Bringing a River Back to Life

The Kai Tak River near Nga Tsin Wai Village

Wallace Chang still remembers how disgusting the Kai Tak River was when he was a child living near its banks in the 1970s. “The water was in between grey and black and it flowed very slowly, almost stagnant,” he recalls.

That didn’t stop him and his friends from going near. “We didn’t have a playground nearby so we played on the pipes that ran across the river and tried not to fall in. It was a challenge.”
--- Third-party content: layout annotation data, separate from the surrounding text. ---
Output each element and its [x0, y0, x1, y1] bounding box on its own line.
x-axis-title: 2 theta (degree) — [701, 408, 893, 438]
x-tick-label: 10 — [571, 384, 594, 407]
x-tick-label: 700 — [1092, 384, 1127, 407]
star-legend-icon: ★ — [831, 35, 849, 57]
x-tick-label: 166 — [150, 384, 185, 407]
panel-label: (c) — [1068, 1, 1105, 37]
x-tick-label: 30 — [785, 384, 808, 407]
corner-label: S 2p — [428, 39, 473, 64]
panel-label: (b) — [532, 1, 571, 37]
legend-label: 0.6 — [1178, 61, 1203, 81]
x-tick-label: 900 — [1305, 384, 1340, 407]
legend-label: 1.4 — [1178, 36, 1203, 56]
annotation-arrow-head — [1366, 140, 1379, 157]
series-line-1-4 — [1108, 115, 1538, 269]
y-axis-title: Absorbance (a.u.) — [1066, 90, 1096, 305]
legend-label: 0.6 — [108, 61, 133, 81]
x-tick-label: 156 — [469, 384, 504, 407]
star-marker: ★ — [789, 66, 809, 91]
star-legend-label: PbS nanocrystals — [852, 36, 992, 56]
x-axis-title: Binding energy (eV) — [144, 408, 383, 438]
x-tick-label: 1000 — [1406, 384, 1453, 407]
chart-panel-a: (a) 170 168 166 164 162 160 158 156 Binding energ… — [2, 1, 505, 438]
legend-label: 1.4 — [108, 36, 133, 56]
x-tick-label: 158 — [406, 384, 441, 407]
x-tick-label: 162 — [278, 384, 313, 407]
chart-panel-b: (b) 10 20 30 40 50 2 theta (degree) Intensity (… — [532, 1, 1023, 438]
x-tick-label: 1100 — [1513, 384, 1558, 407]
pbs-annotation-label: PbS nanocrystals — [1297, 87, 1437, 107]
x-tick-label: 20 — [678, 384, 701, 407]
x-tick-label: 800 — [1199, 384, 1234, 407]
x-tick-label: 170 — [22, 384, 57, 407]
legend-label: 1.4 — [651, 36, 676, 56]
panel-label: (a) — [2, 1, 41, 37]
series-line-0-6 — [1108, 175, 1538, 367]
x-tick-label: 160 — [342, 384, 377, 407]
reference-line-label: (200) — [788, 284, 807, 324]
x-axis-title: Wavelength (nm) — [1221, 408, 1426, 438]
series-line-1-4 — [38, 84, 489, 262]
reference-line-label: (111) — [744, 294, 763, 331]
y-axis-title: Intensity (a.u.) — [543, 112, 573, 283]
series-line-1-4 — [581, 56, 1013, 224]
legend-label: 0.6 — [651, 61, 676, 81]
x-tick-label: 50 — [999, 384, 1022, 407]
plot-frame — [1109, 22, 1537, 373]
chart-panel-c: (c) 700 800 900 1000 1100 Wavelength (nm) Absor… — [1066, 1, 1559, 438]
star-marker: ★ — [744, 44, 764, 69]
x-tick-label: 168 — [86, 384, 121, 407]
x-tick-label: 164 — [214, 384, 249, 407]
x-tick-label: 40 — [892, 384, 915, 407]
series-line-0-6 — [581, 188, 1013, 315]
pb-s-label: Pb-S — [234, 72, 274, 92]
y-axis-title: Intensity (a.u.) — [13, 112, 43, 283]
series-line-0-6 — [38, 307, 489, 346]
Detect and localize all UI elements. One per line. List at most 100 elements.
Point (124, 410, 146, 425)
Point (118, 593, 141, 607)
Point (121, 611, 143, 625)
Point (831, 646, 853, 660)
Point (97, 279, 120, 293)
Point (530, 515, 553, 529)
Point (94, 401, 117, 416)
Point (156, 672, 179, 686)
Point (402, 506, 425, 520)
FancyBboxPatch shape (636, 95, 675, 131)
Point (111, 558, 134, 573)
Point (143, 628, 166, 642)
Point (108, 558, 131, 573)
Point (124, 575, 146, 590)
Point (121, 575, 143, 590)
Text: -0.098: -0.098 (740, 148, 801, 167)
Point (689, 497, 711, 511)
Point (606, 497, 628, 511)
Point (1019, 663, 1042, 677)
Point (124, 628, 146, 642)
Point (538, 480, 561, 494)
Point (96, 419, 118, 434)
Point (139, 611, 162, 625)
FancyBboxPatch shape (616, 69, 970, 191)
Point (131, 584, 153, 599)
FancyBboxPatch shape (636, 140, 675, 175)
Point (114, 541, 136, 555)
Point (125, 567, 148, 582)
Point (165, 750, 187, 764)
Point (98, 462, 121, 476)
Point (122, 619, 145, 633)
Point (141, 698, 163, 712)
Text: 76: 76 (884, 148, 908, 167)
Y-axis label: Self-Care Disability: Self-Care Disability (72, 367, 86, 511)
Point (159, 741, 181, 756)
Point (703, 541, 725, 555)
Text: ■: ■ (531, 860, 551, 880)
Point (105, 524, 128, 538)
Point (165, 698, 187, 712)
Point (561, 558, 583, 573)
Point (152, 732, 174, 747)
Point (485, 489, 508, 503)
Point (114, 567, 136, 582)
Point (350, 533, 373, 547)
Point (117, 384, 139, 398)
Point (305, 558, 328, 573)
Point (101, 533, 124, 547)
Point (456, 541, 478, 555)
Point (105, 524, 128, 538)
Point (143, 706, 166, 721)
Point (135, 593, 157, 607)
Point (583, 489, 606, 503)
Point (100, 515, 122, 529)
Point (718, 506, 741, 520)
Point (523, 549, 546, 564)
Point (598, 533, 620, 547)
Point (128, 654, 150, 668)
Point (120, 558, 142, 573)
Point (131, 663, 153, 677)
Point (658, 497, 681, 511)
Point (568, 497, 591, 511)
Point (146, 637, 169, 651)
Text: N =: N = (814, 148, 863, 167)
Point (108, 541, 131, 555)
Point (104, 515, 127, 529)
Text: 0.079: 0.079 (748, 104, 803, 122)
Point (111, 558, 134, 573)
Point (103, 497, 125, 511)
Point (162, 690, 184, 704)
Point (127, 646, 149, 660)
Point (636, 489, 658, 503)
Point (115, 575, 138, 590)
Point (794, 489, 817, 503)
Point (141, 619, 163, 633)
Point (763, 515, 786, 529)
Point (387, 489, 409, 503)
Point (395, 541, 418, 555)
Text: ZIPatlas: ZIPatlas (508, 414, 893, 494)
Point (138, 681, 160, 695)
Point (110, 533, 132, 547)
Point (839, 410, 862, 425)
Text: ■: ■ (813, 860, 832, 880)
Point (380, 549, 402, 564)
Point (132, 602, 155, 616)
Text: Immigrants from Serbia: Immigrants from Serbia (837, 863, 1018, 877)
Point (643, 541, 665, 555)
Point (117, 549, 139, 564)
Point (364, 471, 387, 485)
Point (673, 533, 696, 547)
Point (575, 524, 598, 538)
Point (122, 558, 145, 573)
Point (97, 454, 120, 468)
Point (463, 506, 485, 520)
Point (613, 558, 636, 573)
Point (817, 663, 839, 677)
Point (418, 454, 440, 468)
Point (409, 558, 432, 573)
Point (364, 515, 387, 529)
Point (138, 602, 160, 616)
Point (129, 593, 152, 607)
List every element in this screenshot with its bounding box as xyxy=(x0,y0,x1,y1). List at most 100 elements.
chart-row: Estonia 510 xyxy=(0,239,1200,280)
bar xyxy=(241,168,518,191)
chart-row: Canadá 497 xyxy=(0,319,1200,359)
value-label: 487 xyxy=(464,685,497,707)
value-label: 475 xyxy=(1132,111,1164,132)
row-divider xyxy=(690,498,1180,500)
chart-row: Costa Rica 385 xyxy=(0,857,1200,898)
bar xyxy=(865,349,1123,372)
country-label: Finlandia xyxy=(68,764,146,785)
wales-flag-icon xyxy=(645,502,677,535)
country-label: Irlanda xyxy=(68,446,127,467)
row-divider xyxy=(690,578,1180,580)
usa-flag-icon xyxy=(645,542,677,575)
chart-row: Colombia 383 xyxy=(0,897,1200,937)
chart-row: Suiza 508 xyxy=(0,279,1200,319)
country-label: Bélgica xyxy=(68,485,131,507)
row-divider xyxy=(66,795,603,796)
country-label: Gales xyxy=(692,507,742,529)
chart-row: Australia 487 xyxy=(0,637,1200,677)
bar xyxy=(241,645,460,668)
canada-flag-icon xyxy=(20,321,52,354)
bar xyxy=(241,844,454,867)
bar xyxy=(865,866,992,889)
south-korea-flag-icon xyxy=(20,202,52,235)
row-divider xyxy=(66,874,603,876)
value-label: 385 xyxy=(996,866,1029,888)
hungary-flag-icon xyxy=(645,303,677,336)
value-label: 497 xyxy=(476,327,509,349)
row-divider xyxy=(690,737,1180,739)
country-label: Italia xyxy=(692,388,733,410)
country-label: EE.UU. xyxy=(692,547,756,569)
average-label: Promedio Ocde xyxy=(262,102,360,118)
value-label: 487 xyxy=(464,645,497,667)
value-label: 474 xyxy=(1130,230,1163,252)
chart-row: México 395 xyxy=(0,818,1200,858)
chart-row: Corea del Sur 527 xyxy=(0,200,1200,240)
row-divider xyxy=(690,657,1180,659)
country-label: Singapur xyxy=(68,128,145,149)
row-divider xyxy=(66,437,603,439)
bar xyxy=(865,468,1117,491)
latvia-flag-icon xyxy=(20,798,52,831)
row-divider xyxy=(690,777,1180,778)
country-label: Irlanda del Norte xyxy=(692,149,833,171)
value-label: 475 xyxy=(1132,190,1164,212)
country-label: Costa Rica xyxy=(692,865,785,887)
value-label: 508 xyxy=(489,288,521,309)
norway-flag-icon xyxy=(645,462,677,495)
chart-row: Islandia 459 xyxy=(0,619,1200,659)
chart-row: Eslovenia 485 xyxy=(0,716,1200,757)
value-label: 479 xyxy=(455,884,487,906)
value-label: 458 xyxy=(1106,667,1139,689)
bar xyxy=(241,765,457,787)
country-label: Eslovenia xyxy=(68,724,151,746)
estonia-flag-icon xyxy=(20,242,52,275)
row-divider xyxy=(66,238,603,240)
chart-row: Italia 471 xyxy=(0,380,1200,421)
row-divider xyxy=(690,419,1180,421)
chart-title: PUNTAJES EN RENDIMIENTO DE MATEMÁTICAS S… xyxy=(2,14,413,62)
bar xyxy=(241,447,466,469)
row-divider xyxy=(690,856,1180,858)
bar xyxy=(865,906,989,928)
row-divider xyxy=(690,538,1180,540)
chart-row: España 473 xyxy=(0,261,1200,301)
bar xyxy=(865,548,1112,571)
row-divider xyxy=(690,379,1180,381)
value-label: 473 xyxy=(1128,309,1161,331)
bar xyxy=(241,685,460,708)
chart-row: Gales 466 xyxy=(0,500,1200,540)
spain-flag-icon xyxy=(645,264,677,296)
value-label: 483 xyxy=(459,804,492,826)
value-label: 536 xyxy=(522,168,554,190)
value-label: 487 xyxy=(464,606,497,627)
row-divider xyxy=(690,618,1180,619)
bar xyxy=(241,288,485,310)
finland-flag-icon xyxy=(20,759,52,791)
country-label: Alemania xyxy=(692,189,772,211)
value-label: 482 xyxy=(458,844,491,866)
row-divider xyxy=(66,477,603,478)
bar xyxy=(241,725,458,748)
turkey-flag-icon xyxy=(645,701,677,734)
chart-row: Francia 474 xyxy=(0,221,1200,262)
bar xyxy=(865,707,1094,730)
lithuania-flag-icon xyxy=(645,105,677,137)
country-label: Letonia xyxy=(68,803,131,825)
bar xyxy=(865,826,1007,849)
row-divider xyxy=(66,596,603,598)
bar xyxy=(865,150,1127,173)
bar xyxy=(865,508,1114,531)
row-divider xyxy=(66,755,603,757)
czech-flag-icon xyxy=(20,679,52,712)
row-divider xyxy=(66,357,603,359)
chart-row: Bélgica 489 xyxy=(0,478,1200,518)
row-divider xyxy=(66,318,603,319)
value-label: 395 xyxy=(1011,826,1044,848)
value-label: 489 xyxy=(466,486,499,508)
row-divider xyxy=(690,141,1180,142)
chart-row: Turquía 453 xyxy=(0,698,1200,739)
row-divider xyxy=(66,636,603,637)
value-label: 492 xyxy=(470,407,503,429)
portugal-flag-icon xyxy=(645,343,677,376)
It wasn’t always that way. Originally, the Kai Tak River, which runs from the Kowloon Hills to Victoria Harbour, by way of the old Kai Tak Airport, was a country stream known as the Long Jin River. During World War II, however, the Japanese Army converted it into a 2.4-kilometre drainage canal. As fields gave way to factories and squatter villages in the 1960s and 70s, the river became an open-air sewer as waste was illegally dumped into its water.

By the 1980s, the river was so polluted that passengers arriving at the airport often remarked on the foul smell. According to an old story, the comedian Bob Hope once arrived, stepped off the plane and asked what the horrible stench was. A friend informed him it was sewage. “Yes I know, but what have they done to it?” Hope replied.

Chang never did fall in the river’s foul water. He grew up to become an associate professor of architecture at the Chinese University of Hong Kong. The river changed, too. After the factories along its banks closed in the 1990s and the government cracked down on illegal dumping, the water became significantly cleaner. Fish returned and so did the birds that eat them.